そんな中で本格的な西部劇を何本かみたので印象に残ったのを。
「ララミーからきた男」
これは得した気分になれた。
・撮影が素晴らしく、シネスコ画面にマッチして素晴らしい風景を見せてくれる。
・主人公(J・スチュアート)がおよそ西部劇ヒーロと掛け晴れたキャラクターでこれも良い。
(以前「リバティ・バランスを撃った男」も良かったが)
・アパッチが悪役で登場するが、あまり露出をさせないので今見ても良心さを感じる。(1955年製作だから結構意外な感じ)
・ラスト(ハッピーエンド)も良い。
〔内容〕
ラミーからやって来た元騎兵隊大尉ロックハートは運送業の配達で、アパッチによって弟が命を落とした土地に近い、地主ワグマン支配下の町にやってくる。その老人はかなり強引にのしてきた暴君ではあったが、目を病んで病気になり引退を考えていた。東部出身の妻の虚栄のうちに育てられた息子デイヴはわがままで乱暴で手に負えず、実子のように目をかけているヴィク(ケネディ)が頼みの綱だが、いざとなると息子が可愛い。デイヴに襲われ馬車を焼かれ、ラバを何頭も撃たれ廃業やむなしとなったロックハートは、ヴィクの恋人でデイヴとは従姉妹同士のバーバラに魅かれたこともあり、しばし当地に留まることにした。そのうち、密偵に雇った老人からの情報で、アパッチに通じる者の姿が浮かびあがってくる。彼はデイヴの度重なる嫌がらせに耐え、ワグマンに譲らず自分の小さな牧場を守り続ける老女ケイトを手伝いながら、真相解明の機会を待つが……。
この時代の映画は、やはり娯楽の王様らしい風格を感じる。
ちなみにジェームズ・スチュワートを映画館で観た経験は一度だけ、その映画は「飛べフェニックス」。
もの心付いたときには既に過去の名優となっていた。
「去り行く男」
地味なグレン・フォードと子悪党が似合うアーネスト・ボーグナイン、それに渋く若いチャールズ・ブロンソン等々が絡まって見事なカウボーイ映画だった。
〔内容〕
G・フォード扮する放浪のカウボーイは崖から落下し怪我したところを、気だてのいい牧場主(A・ボーグナイン)に救われ、彼のもとで働くことになる。だが、その妻(V・フレンチ)に言い寄られ、それを快く思わない牧童頭(R・スタイガー)に何かとからまれ、結局、果たし合いとなる。

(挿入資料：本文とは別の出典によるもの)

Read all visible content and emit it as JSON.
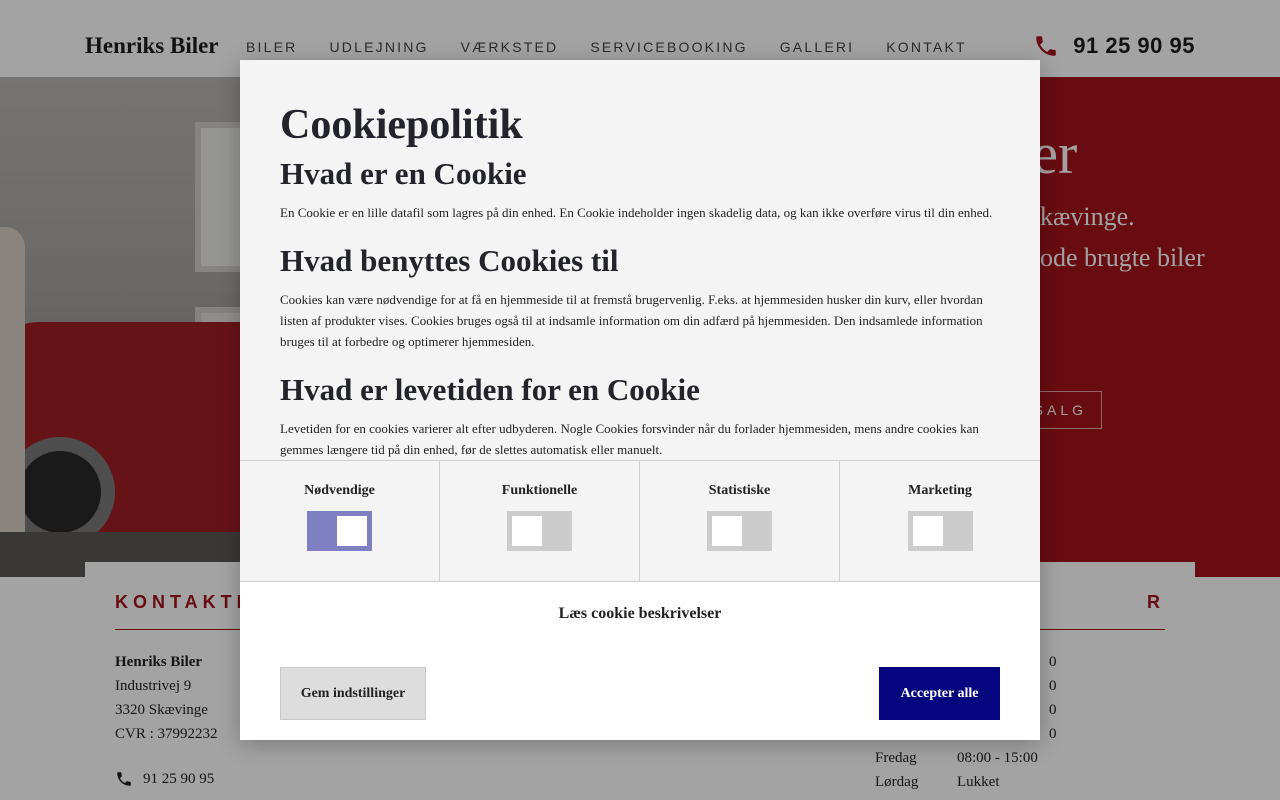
{
  "header": {
    "brand": "Henriks Biler",
    "nav": [
      "BILER",
      "UDLEJNING",
      "VÆRKSTED",
      "SERVICEBOOKING",
      "GALLERI",
      "KONTAKT"
    ],
    "phone": "91 25 90 95",
    "phone_icon": "phone-icon"
  },
  "hero": {
    "title": "iler",
    "sub1": "kævinge.",
    "sub2": "ode brugte biler",
    "button": "SALG"
  },
  "contact": {
    "title": "KONTAKTI",
    "name": "Henriks Biler",
    "street": "Industrivej 9",
    "city": "3320 Skævinge",
    "cvr": "CVR : 37992232",
    "phone": "91 25 90 95"
  },
  "hours": {
    "title": "R",
    "rows": [
      {
        "day": "",
        "time": "0"
      },
      {
        "day": "",
        "time": "0"
      },
      {
        "day": "",
        "time": "0"
      },
      {
        "day": "",
        "time": "0"
      },
      {
        "day": "Fredag",
        "time": "08:00 - 15:00"
      },
      {
        "day": "Lørdag",
        "time": "Lukket"
      }
    ]
  },
  "cookie": {
    "title": "Cookiepolitik",
    "sections": [
      {
        "heading": "Hvad er en Cookie",
        "text": "En Cookie er en lille datafil som lagres på din enhed. En Cookie indeholder ingen skadelig data, og kan ikke overføre virus til din enhed."
      },
      {
        "heading": "Hvad benyttes Cookies til",
        "text": "Cookies kan være nødvendige for at få en hjemmeside til at fremstå brugervenlig. F.eks. at hjemmesiden husker din kurv, eller hvordan listen af produkter vises. Cookies bruges også til at indsamle information om din adfærd på hjemmesiden. Den indsamlede information bruges til at forbedre og optimerer hjemmesiden."
      },
      {
        "heading": "Hvad er levetiden for en Cookie",
        "text": "Levetiden for en cookies varierer alt efter udbyderen. Nogle Cookies forsvinder når du forlader hjemmesiden, mens andre cookies kan gemmes længere tid på din enhed, før de slettes automatisk eller manuelt."
      }
    ],
    "toggles": [
      {
        "label": "Nødvendige",
        "on": true
      },
      {
        "label": "Funktionelle",
        "on": false
      },
      {
        "label": "Statistiske",
        "on": false
      },
      {
        "label": "Marketing",
        "on": false
      }
    ],
    "read_descriptions": "Læs cookie beskrivelser",
    "save_button": "Gem indstillinger",
    "accept_button": "Accepter alle",
    "accent_color": "#05057f",
    "toggle_on_color": "#7f80c2"
  }
}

あまり派手なドンパチは無いが、カウボーイの日常生活が良く分かる映画らしい一作だった。
印象に残る俳優はアーネスト・ボーグナインで今回は善人を演じている、「ポセイドン・アドベンチャー」、「コンボイ」、「北国の帝王」とかで憎たらしい役を演じさせたら天下一品。
面白い映画には必ずこういう灰汁の強い悪役が欠かせなくて、邦画の金子信夫さんなんかはその最たるもんだろうと思う。